The cycle of violence continues with now seemingly anyone chosen to be killed. Mentally challenged, overweight, and even just homosexual victims are picked by Bunting and executed. Jaime continues to fall deeper and deeper into either depression of apathy depending on how you look at it. Mark Haydon, one of the main accomplices, admits that he drunkenly told his wife about everything they had done. This leads to her murder and then Jaime leading his stepbrother to the abandoned bank fault in Snowtown where he is killed as the movie ends. The movie draws out the trip to go look at a computer for a long time where Jaime has a chance to change his mind but he doesn’t.

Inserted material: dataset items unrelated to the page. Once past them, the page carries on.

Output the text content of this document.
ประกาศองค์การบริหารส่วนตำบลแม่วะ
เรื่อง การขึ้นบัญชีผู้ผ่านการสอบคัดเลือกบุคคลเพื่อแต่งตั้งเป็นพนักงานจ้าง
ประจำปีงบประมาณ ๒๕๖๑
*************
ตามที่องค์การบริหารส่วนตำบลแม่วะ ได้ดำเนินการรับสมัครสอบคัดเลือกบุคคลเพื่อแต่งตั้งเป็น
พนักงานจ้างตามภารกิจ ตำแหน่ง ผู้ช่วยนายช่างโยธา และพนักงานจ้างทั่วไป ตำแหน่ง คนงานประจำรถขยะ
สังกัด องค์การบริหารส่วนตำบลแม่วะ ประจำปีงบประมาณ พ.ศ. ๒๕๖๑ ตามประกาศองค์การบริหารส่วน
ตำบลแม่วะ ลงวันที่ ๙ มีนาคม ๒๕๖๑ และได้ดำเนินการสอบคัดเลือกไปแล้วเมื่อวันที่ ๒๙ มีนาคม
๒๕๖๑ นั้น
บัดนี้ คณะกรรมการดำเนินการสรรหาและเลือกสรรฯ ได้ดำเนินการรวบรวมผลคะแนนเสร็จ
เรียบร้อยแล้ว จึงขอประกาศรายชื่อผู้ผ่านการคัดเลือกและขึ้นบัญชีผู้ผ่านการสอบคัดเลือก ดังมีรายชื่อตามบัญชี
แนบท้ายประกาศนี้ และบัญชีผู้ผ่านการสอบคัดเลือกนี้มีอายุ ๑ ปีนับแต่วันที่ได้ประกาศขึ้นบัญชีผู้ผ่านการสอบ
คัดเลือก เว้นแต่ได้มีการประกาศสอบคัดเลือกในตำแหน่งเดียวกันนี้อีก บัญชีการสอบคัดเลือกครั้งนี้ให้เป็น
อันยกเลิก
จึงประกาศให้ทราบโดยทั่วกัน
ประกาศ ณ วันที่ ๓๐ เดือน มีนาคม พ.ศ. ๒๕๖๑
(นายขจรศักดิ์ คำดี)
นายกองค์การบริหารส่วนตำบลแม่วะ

(Factometer 75%) This last section of film is probably the closest to real life. Mark did tell his his wife everything and admitted to that fact. Bunting killed her and Mark apparently laughed when he saw the body, showing how deep into the Bunting cult he was. Jaime also helped get all the financial information from the victims which allowed Bunting to collect money to both support himself and spend on things to keep his followers happy. The lure of a cheap computer in the late 90s was in fact what got Jaimes step brother David out to the bank and he was the last victim. Chillingly, Bunting and Robert Wagner who was Bunting’s main accomplice, cut off, fried up, and ate a piece of David before putting the rest of him in the barrel.
The movie tells us what happened to everyone but when the barrels were found, Wagner and Bunting were given multiple life sentences without the possibility of parole and Jaime would get life sentences as well but with some parole options down the line after helping the police. His mother would die of cancer shortly after the three men were taken into custody. The shock remains the most brutal killing in the countries history and the movie is very close to what actually happened. That fact makes the movie one of those that you should watch once, but may never want to again. Snowtown does an almost too accurate job of showing us what REALLY happened in Australia during the 90s.